# Nikon L150?



## SlayingEnnui (Jun 18, 2011)

I was at a store the other day and found this Nikon L120. My unexperienced self found it to be a good camera at an affordable price. Before deciding to buy it, I was wondering whether anyone here could provide some pros/cons about the camera. Anyone wish to provide me with any?


----------



## Sammie_Lou (Jun 18, 2011)

I'm guessing that you mean the L120. It's the upgraded model of the camera that I used to have, the L110. I got the L110 last June. Last week, I got my first DSLR. So, you can see, as great as the camera is, if you're looking to really get into photography, you'll probably quickly outgrow it.
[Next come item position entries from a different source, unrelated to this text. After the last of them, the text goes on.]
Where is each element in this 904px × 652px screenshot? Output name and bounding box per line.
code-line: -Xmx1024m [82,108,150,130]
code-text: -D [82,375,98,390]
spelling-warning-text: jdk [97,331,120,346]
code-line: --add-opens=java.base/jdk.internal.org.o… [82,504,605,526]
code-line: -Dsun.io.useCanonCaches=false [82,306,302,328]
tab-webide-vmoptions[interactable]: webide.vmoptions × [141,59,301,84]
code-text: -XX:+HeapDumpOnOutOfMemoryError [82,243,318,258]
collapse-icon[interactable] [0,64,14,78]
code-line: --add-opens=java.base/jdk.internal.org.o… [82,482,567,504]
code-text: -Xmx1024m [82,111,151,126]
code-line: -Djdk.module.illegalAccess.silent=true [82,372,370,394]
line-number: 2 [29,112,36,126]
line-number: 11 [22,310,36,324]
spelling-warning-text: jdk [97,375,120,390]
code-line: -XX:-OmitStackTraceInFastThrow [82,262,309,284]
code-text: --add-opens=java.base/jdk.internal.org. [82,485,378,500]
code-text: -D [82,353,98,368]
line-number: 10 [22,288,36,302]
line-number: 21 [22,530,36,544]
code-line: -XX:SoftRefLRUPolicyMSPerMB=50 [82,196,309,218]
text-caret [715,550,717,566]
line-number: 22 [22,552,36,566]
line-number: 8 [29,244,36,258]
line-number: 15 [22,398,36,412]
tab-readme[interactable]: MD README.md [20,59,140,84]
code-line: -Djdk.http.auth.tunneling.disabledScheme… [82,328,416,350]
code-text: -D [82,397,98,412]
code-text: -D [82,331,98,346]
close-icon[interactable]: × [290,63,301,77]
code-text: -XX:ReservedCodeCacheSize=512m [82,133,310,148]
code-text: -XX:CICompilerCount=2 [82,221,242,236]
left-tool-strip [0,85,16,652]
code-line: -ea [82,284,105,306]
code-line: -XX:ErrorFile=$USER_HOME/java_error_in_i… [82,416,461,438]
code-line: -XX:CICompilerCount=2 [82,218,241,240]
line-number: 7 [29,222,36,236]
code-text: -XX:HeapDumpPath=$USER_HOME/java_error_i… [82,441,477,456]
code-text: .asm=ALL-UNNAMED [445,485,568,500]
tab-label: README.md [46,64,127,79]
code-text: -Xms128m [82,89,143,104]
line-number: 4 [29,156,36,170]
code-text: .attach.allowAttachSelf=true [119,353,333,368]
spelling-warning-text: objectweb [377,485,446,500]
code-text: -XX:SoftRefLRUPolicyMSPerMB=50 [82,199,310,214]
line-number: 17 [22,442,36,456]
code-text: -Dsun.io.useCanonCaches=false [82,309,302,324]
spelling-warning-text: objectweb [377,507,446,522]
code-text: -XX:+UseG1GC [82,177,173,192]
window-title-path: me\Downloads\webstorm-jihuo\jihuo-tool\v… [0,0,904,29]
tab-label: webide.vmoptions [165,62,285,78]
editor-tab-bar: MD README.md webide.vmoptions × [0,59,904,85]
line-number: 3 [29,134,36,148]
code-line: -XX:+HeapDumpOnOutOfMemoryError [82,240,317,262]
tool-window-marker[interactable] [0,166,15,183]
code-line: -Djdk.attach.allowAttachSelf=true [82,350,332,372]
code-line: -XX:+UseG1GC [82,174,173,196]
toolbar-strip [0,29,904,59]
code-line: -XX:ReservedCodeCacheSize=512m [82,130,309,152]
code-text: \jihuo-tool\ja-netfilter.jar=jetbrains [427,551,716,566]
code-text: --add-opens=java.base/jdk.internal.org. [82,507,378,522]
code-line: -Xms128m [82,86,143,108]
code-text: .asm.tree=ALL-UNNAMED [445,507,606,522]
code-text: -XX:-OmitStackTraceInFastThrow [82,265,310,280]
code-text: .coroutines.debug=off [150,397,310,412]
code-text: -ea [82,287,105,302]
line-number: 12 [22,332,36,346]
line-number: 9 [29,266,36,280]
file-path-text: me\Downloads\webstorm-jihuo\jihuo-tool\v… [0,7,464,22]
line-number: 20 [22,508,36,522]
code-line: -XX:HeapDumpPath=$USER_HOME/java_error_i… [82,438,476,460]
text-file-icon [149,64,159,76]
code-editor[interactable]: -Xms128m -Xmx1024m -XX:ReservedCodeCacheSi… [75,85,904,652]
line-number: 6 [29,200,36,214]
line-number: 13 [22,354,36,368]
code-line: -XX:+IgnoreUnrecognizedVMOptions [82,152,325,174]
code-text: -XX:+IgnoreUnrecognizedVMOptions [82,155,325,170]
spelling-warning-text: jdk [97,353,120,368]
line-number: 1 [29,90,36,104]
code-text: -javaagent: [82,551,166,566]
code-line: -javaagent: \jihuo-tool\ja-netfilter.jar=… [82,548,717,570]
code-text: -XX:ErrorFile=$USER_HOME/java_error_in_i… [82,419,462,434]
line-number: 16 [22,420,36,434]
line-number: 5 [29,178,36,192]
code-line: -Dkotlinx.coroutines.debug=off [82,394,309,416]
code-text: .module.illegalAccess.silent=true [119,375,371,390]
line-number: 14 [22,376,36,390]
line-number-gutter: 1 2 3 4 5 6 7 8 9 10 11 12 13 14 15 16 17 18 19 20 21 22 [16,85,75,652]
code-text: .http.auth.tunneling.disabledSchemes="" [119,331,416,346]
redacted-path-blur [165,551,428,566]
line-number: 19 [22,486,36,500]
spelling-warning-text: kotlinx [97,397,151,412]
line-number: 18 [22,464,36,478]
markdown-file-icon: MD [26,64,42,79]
You could save the $300ish that you'd spend on that camera and save up a little more to get a DSLR. I got my Nikon D3000 for only $460, including a lens.


----------



## SlayingEnnui (Jun 18, 2011)

Ah yes, my mistake, L120. Don't know where the 5 came from. 
Thank you for the feedback. However, I don't have the money to purchase SLR cameras and am just looking for the point and shoot type at the moment.


----------



## Sammie_Lou (Jun 18, 2011)

If you just want a point and shoot, it's a great camera. =) But just keep in mind that you can get the DSLR by just saving up another $200 or so.


----------